Wednesday, March 19, 2008

Barack's Big Play

Football is America's pastime. The money that professional football, with a 16 game regular season, generates from tv is double the combined money made by baseball (162 game season), basketball (82 games) and hockey (who knows). Here in the South, college football may be the single most powerful social activity.

And do you know what makes a player a star in football? The ability to make "the big play" in "crunch time." That is, the ability to recapture lost momentum. The player who can force the ball into the end zone when all the opposing players know he's coming. The player who somehow comes down with an airborne ball in an endzone melee. The player who gathers his teammates in the huddle and leads them out of looming defeat to victory.

These are the rare individuals that teams, coaches, players, and fans want on their team. These are the players who inspire us with the results of applying years of hard work to improve a talent that God gave them.

Yesterday Barack Obama made a big play.

For weeks he has been mired in the muck of political mud thrown at him. Is he a Muslim? Will he end the war? Is he unpatriotic? Is he naive? Is he qualified to be Commander in Chief? Does he refuse to pledge allegience to the flag? Is his pastor an America hating, anti-white racist?

Barack had been bogged down trying to explain away or refute these so called issues. That, of course, is the plan of his opponents. When he is talking about being a Christian or answering the phone at 3:00 am, that means that he is not articulating his vision for America's future. His time is tied up chasing red herrings, instead of inspiring crowds of Americans hungry for hope and vision and a plan for a better future.

The press is complicit. In their laziness and gossip mongering, reporters and interviewers allow any random mud thrown to become the story. Rush Limbaugh has a very good point when he talks about "drive-by journalism." All many reporters feel the need to do is report that another news source is reporting something, and repeat the story without independently checking it for truth. This is what happened to John Kerry with the swift boat story. All the President's Men it is not.

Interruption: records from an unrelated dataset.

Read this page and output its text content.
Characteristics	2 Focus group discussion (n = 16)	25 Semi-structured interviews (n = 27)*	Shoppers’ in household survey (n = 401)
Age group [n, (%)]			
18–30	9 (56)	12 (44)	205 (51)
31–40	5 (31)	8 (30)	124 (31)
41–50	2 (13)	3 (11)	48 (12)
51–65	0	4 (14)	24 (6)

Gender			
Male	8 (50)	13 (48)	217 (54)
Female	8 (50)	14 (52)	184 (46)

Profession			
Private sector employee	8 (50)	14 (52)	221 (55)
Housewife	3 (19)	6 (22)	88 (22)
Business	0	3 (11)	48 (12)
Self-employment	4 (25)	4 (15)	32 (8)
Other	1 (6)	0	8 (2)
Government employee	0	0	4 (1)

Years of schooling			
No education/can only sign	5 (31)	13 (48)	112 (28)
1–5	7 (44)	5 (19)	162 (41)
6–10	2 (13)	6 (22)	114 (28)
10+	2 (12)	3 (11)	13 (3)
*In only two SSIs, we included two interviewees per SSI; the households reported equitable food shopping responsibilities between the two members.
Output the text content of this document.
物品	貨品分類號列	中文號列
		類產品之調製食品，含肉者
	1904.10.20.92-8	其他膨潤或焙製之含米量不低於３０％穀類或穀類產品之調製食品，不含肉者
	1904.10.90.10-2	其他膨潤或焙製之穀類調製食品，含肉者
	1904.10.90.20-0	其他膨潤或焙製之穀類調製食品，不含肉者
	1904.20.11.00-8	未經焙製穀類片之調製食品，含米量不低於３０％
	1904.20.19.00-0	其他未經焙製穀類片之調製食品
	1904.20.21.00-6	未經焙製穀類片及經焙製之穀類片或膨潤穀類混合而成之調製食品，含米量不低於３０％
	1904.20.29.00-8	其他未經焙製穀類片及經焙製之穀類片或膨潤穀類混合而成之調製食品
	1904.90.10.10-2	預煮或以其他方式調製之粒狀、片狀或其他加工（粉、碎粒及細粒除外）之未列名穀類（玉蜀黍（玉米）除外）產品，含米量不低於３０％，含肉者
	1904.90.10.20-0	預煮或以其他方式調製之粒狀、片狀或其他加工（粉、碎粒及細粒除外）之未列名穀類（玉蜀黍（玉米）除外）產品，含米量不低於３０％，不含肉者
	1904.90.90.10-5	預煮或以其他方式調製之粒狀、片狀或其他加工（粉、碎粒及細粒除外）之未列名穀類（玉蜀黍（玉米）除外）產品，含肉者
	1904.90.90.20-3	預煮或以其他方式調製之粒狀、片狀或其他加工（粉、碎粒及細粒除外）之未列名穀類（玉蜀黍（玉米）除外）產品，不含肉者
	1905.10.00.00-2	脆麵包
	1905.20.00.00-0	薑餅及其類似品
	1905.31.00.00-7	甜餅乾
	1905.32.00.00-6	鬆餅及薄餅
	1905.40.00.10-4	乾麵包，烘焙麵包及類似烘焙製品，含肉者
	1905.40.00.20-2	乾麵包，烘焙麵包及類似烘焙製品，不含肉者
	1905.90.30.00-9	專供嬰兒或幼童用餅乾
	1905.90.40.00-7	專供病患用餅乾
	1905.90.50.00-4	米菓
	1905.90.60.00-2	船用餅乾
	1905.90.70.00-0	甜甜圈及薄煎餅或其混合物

But with yesterday's speech, Barack made the big play, shook off much of the muck of guilt by association being heaped upon him, and regained his own momentum and his own direction. That's the kind of player we want leading our team. He is back on track. He not only gave a great speach, but he showed that he is the real deal. No whines, no fake apologies. Just a deep understanding of the facts and an intelligible and true explanation of those facts with a perspective on how to deal with them.

He reminded me of an oft-quoted Kipling poem that I will repeat here.

If
If you can keep your head when all about you
Are losing theirs and blaming it on you;
If you can trust yourself when all men doubt you,
But make allowance for their doubting too:
If you can wait and not be tired by waiting,
Or, being lied about, don't deal in lies,
Or being hated don't give way to hating,
And yet don't look too good, nor talk too wise;
If you can dream -- and not make dreams your master;
If you can think -- and not make thoughts your aim,
If you can meet with Triumph and Disaster
And treat those two impostors just the same:
If you can bear to hear the truth you've spoken
Twisted by knaves to make a trap for fools,
Or watch the things you gave your life to, broken,
And stoop and build 'em up with worn-out tools;
If you can make one heap of all your winnings
And risk it on one turn of pitch-and-toss,
And lose, and start again at your beginnings,
And never breathe a word about your loss:
If you can force your heart and nerve and sinew
To serve your turn long after they are gone,
And so hold on when there is nothing in you
Except the Will which says to them: "Hold on!"
If you can talk with crowds and keep your virtue,
Or walk with Kings -- nor lose the common touch,
If neither foes nor loving friends can hurt you,
If all men count with you, but none too much:
If you can fill the unforgiving minute
With sixty seconds' worth of distance run,
Yours is the Earth and everything that's in it,
And -- which is more -- you'll be a Man, my son!